DUBAI: Gulf stock markets are likely to be steady on Tuesday as some investors book profits from a near two-month rebound ahead of first-quarter earnings season and as a rally in oil prices takes a similar pause.
Brent crude, which has risen more than 50 percent from 12-year lows in January, was 12 cents lower at $41.42 a barrel after rising 0.8 percent on Monday.
That oil slump sparked panic selling on Gulf markets in January, but confidence has steadily returned as traders’ worst fears of a repeat of the 2008-9 bourse collapse proved unfounded.

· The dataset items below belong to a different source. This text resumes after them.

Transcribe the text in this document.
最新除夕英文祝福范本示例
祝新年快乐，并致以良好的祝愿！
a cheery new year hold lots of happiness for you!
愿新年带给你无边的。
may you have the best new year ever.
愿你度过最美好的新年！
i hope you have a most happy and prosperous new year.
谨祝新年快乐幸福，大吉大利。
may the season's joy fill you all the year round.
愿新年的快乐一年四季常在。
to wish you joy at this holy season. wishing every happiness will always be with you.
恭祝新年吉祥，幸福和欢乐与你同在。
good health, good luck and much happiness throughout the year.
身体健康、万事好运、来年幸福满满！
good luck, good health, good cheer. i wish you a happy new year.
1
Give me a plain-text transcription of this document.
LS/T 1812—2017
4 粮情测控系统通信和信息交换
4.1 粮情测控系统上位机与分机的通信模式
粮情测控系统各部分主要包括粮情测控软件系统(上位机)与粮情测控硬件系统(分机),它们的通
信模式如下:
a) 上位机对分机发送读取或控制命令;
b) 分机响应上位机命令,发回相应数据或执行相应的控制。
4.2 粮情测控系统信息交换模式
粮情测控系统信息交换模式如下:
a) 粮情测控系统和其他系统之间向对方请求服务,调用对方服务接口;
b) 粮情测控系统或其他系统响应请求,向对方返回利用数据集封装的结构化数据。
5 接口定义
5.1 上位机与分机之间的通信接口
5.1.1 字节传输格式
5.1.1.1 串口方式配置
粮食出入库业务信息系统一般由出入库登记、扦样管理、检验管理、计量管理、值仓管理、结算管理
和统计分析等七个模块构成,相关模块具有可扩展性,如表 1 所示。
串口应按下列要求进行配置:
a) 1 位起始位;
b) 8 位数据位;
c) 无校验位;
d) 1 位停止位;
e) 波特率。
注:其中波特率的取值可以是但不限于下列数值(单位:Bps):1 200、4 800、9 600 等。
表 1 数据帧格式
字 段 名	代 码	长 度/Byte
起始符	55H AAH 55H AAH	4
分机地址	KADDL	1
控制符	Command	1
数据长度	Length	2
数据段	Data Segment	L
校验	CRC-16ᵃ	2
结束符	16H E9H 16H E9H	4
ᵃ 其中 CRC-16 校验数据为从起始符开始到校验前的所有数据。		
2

Having hit multi-year lows in mid-January, Saudi Arabia’s benchmark is up 18.6 percent, Dubai has gained 28.8 percent and Qatar 22.6 percent.
“Following a big shake-up across equity markets globally — both developed and emerging — we have entered a period of low volatility,” said Sebastien Henin, head of asset management at The National Investor in Abu Dhabi.
“Companies in the region released decent Q4 results, with some positive surprises in terms of dividends. This combination of factors have helped support Gulf markets.”
Trading volumes in Dubai, and to a lesser extent Qatar and Saudi, have ebbed of late, indicating waning momentum as traders await the start of first-quarter earnings season in about two weeks.
“We might now have some profit taking — after such a great rally it would make sense,” added Henin.
In Riyadh, Zain Saudi may face selling pressure. It was the most traded stock on Monday, rising 3.5 percent to 9.00 riyals.
That took its gains to 27.7 percent since Reuters reported last Wednesday that its Kuwaiti parent Zain was narrowing the field of potential bidders for its mobile transmitter towers in Saudi Arabia and Kuwait.
But Monday’s close was 5.6 percent below Zain Saudi’s intraday of 9.50 riyals, indicating that investors are increasingly opting to cash in some of their recent gains.
Islamic investment bank GFH Financial Group has agreed to sell a 10 percent stake in Bahraini cement producer Falcon Cement Co, which could draw buyers to GFH’s stock.